La Unión is a municipality in the northwest of the Olancho Department of Honduras.

History

Early history
La Unión was elevated to municipality status in 1877 and was part of the District of Salamá.

As early as 1852, there was a village called San Francisco de Yocón, which was burned by guerrillas under the command of General José María Medina, who became President of Honduras in 1868. In that time he encouraged a civil war in the Department of Olancho, a product of the intentions of separating this department in an independent republic by its inhabitants in retaliation for the high taxes that the government asked of it from Comayagua (Tithes of Olancho).

Between the years 1876–1883 La Unión was reestablished by decree from President Marco Aurelio Soto. The first houses were those of Mrs. Mary Dilia Vivas, Ms. Paula Almendares, and Lady Camilla Cruz.

The municipality's urban growth was partially because of the regulations that forced the citizens of rural communities near the village that possessed sufficient financial resources to build homes in urban areas, even if they did not live in them. Some families were Los Vargas from farmhouses of El Paraiso, Los Funes of the villages of Palala, Los Zaldivar from the farmshouses of Los Salitres among others.

Among the first mayors to serve La Unión were Mr. Tomas Herrera and Mr. Macario Vargas.

Modern history
The Catholic Church, dedicated in honour of the patron saint San Francisco de Asis, was founded in 1906. The first telegraph line was installed in 1925 by Mr. Martin Murillo. The first school was founded in 1930 and given the name of Francisco Morazan.

In 1983 a committee composed of parents and others was formed by Mrs. Alejandro Carcamo, Rigoberto Rivera, Eleazar Puerto for the construction of a High School Education Center then called Instituto Privado Nocturno Superacion Franciscana. When the government of President Roberto Suazo Córdova with guidance from the deputy for Olancho, Mr. Alejandro Carcamo, formalised its operation they renamed it Instituto Superacion Franciscana.  Its first Director was Professor Victor Almenderez with teachers Noe Menocal, Martin Ramos, Lourdes Padilla and others.

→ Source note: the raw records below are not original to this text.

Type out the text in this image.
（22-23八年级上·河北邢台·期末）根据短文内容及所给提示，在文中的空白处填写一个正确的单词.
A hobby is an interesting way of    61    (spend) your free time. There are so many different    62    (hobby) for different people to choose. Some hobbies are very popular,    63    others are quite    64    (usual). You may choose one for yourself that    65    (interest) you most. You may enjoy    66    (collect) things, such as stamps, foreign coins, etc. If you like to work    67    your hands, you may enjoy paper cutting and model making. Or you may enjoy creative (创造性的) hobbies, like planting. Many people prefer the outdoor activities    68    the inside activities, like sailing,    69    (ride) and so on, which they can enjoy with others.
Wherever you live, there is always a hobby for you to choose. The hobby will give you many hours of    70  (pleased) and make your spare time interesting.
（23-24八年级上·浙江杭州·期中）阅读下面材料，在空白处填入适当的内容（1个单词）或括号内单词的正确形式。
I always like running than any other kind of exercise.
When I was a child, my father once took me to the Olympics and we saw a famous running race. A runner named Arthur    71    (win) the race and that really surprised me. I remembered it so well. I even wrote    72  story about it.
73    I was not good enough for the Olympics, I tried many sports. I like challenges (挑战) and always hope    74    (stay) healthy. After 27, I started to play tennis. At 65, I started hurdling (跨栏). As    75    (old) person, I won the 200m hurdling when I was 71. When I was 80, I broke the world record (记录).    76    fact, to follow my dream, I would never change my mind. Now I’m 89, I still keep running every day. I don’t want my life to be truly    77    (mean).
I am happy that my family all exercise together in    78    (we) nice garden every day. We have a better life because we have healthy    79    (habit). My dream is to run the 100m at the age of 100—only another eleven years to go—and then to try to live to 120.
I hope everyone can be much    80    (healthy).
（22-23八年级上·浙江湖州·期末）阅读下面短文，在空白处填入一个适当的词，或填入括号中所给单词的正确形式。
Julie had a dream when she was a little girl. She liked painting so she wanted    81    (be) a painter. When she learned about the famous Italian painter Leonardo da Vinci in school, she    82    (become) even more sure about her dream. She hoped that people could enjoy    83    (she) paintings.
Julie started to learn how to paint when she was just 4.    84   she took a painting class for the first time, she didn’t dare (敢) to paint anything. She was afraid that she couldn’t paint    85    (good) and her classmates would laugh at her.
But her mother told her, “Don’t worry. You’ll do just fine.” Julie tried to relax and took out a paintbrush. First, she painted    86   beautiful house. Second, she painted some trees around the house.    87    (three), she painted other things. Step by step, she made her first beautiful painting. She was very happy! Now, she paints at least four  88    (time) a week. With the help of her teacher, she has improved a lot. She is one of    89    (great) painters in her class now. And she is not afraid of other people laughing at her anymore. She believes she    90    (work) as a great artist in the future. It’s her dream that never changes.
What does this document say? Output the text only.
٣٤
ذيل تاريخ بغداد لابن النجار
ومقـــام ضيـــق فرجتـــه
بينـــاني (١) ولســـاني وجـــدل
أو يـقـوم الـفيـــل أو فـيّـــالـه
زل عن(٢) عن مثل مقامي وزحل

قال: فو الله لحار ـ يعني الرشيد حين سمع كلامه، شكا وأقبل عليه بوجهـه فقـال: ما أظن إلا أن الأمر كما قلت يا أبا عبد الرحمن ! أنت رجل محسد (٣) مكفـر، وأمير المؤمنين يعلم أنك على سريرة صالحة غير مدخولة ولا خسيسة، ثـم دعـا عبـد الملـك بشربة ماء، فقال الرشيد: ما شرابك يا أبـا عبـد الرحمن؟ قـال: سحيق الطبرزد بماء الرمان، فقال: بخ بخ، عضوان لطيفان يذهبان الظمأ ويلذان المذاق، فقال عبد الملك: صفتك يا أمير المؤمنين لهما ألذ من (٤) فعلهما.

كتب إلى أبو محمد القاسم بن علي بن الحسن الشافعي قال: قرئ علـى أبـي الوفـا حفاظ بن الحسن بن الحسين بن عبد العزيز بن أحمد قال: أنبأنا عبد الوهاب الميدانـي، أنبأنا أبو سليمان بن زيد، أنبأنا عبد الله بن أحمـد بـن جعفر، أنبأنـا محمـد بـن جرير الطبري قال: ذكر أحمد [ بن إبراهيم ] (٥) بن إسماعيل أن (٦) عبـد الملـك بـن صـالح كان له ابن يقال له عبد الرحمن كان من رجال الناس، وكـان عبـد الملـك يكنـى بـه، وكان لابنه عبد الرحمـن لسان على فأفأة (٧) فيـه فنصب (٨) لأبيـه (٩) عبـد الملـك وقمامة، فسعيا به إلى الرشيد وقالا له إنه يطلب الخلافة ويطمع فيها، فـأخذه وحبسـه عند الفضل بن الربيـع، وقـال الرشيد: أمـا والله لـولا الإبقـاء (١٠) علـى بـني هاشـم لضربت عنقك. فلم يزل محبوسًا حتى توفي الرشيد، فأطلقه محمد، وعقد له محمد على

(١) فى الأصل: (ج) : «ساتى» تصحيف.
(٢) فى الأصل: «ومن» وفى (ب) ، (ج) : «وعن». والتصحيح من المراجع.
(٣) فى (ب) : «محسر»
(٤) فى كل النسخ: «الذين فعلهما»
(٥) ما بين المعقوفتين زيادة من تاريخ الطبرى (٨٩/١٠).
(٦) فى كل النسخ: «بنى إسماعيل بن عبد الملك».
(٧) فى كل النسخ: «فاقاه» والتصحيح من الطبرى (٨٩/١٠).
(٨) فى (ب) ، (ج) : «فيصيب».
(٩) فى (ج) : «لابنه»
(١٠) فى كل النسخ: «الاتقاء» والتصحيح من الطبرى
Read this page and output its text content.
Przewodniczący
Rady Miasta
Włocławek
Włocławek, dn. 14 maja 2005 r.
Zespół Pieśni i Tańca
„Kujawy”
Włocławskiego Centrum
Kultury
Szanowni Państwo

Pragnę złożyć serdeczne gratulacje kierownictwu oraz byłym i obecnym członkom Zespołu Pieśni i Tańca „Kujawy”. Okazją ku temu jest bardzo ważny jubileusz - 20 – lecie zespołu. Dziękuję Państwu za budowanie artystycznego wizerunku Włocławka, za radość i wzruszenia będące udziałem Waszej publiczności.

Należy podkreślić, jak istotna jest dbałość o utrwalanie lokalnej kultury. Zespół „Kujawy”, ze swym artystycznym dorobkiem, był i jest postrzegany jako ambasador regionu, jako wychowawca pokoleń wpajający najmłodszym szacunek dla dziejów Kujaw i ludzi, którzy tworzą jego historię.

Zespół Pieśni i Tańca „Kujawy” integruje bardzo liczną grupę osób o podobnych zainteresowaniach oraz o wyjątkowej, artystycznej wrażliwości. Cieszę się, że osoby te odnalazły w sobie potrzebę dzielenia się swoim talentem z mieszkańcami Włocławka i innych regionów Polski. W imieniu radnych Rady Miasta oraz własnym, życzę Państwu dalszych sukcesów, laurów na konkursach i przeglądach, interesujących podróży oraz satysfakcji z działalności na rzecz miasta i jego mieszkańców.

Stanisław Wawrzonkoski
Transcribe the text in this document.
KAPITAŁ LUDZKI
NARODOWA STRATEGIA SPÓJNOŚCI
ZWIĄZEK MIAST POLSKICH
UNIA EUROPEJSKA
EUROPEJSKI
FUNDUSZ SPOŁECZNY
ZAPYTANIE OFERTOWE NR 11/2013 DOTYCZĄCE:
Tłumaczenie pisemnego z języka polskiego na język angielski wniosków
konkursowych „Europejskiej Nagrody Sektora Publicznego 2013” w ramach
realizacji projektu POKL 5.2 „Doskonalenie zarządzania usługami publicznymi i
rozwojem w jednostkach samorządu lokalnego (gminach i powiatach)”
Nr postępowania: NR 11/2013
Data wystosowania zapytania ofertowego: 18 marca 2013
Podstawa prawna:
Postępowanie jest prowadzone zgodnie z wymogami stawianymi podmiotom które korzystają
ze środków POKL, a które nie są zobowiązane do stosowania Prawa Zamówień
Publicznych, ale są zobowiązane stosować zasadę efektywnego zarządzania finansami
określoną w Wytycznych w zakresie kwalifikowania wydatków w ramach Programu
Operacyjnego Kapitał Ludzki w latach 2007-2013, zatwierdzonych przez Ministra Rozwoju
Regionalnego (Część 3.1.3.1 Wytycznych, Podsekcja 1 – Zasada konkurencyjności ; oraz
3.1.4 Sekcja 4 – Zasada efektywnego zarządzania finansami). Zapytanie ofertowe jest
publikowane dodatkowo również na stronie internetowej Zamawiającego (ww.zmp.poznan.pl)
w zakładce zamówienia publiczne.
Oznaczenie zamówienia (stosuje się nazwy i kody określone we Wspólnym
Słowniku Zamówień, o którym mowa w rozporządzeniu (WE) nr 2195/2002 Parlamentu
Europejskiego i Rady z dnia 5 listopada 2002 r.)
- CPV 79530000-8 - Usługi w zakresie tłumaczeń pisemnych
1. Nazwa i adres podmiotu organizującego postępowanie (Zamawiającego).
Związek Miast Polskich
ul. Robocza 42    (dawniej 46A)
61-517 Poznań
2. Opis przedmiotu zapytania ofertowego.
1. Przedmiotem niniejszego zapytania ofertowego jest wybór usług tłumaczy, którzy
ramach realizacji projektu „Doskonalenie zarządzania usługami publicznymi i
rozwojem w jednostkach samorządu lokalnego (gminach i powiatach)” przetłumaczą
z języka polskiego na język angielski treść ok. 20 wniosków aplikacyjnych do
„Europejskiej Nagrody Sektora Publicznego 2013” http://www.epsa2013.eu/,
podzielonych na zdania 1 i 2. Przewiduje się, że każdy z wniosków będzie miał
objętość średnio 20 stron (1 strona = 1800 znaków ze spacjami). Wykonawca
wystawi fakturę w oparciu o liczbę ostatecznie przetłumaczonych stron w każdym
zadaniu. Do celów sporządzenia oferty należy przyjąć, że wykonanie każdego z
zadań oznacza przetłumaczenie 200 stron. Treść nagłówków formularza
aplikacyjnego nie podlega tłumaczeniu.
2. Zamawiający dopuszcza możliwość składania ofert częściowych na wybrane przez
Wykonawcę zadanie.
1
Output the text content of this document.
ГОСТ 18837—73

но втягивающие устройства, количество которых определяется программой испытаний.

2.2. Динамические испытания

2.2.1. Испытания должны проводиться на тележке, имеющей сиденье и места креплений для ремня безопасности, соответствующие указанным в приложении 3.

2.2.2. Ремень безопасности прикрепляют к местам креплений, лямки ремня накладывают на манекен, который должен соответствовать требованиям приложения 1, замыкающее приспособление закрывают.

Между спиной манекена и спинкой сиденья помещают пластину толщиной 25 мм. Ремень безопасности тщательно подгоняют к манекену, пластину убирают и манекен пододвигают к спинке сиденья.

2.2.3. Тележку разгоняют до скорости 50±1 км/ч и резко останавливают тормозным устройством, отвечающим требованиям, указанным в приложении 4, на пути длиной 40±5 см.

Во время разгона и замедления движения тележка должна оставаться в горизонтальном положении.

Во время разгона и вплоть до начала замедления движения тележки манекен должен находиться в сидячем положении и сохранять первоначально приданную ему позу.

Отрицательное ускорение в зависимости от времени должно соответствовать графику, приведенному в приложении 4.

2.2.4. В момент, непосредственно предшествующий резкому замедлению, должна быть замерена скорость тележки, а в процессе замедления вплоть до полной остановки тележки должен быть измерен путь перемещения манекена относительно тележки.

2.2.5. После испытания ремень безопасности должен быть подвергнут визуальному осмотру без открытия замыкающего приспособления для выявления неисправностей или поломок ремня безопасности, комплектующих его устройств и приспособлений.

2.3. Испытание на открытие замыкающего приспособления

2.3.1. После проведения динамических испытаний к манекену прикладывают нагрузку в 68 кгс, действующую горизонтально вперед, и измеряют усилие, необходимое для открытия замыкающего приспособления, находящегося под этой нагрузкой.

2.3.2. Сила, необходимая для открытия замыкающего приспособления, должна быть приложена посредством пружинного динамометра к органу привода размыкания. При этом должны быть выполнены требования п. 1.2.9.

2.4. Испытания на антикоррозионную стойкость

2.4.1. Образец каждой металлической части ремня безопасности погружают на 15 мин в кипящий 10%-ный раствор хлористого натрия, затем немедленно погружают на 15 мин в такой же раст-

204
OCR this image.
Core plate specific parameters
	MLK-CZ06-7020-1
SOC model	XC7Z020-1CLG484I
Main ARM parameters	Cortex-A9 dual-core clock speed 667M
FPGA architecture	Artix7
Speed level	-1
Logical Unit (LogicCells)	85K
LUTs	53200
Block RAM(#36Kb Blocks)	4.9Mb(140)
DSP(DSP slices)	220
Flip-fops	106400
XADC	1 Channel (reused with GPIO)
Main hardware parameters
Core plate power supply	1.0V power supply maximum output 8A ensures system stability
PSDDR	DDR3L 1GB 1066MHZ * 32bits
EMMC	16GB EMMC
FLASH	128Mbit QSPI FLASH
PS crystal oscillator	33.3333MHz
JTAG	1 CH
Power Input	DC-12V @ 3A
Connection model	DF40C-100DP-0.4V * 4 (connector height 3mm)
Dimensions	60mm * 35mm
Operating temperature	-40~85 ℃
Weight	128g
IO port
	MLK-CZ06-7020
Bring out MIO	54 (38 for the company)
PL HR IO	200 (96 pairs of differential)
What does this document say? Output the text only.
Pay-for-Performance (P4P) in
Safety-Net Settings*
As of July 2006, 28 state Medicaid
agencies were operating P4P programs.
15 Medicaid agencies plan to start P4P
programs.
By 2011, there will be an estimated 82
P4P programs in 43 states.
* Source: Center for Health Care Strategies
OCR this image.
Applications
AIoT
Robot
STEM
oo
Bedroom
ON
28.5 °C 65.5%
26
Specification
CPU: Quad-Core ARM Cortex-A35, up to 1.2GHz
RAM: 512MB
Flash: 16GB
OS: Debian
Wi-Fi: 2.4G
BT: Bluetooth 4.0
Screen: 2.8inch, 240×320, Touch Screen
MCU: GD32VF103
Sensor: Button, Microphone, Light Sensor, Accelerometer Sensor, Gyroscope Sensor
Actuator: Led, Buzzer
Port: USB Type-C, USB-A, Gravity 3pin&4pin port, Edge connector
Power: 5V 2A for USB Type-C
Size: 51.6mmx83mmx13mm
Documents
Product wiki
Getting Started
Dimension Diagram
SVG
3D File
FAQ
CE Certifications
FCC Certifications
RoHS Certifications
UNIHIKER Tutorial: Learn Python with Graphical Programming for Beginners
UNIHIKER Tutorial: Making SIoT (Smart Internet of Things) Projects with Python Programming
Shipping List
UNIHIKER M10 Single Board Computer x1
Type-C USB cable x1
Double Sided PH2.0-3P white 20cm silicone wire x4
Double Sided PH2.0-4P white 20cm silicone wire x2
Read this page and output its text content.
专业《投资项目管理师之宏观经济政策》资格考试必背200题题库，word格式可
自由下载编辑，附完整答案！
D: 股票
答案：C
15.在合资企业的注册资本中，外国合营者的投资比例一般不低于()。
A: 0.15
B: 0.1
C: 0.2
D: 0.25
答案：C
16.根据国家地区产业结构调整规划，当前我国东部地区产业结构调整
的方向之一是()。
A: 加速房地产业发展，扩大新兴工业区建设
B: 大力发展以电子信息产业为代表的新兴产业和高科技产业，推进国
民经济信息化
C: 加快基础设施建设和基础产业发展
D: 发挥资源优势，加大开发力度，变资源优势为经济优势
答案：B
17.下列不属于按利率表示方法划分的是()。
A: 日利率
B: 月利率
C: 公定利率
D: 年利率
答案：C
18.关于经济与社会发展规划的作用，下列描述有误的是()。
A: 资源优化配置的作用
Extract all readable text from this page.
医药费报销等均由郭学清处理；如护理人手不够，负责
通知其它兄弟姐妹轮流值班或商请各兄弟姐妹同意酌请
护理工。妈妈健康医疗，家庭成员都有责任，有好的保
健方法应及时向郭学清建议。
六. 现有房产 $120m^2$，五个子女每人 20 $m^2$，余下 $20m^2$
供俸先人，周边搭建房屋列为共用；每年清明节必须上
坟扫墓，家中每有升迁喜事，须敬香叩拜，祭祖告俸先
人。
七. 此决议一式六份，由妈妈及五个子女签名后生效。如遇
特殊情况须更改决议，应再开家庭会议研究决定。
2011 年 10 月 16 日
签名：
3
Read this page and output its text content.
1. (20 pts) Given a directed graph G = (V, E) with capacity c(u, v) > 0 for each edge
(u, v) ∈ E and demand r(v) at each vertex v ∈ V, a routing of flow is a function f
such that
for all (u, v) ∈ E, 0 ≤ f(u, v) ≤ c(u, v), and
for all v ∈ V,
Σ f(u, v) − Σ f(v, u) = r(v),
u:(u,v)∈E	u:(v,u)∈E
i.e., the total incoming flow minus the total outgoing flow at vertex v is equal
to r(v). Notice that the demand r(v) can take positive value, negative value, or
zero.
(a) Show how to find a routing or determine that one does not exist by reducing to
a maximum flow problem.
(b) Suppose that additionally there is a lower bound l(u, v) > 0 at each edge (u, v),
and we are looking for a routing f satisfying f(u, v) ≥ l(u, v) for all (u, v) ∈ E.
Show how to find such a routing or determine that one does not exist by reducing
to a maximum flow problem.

List of Mayors of La Unión, in the modern democratic era:

 1982–1984 Helma Zelaya, originally from San José Choluteca
 1984–1986 Maria Elena Valle Flores, originally from Yocon
 1986–1990 Ramon Alcides Torres Castro, originally from Salamá
 1990–1994 Angel Donaldo Tejeda Menocal, originally from La Unión
 1994–1998 Carmen Lastenia Padilla Rivera, originally from Yocon
 1998–2002 Jose Humberto Rivera, originally from Juticalpa
 2002–2006 Santos Isabel Zelaya Lobo, originally from La Unión
 2006–2010 Santos Domingo Munguia Matute, originally from Mangulile
 2010–2014 Yonis Herrera Tejeda, originally from La Unión
 2014–2018 Renan Alcides Torres Argueta, originally from La Unión
 2018-2022 Ramón Edgardo Cárcamo Rivera, originally from Tegucigalpa MDC
 2022-2026 Dolores Olimpia Almendarez Martinez originally from Yocon

Geography

Limits
La Unión is bounded to the north with Olanchito, to the south with Salamá and El Rosario, to the west with Esquipulas del Norte and Jano and to the east with Yocón and Mangulile. Its capital is located in a flat area near the right bank of the river Camote.

Villages 
The municipality has the following five villages:
 La Unión
 El Díctamo
 Los Encuentros
 Palala
 Guanacaste

The distribution by resolution of the Municipal Corporation is:

El Dictamo Village following the farmhouses in order of population.
El Junco
El Empedrado
El Rio
La Laguna.

Palala Village following the farmhouses in order of population.
Paso Real
Cerro Verde
Vallecito
Sabana Grande
El Cacao
Timis
La Leona
Las Cañas
La Pita
Rancho Quemado
Yuscaran
El Alto
El Limoncito

Los Encuentros Village following the farmhouses in order of population.
El Pacon
Los Planes
El Cacao
El Higueral
San Francisco
Los Salitres

El Guanacaste Village following the farmhouse of.
El Naranjo

Demographics
At the time of the 2013 Honduras census, La Unión municipality had a population of 7,691. Of these, 99.34% were Mestizo, 0.30% Indigenous, 0.26% White,  0.09% Black or Afro-Honduran and 0.01% others.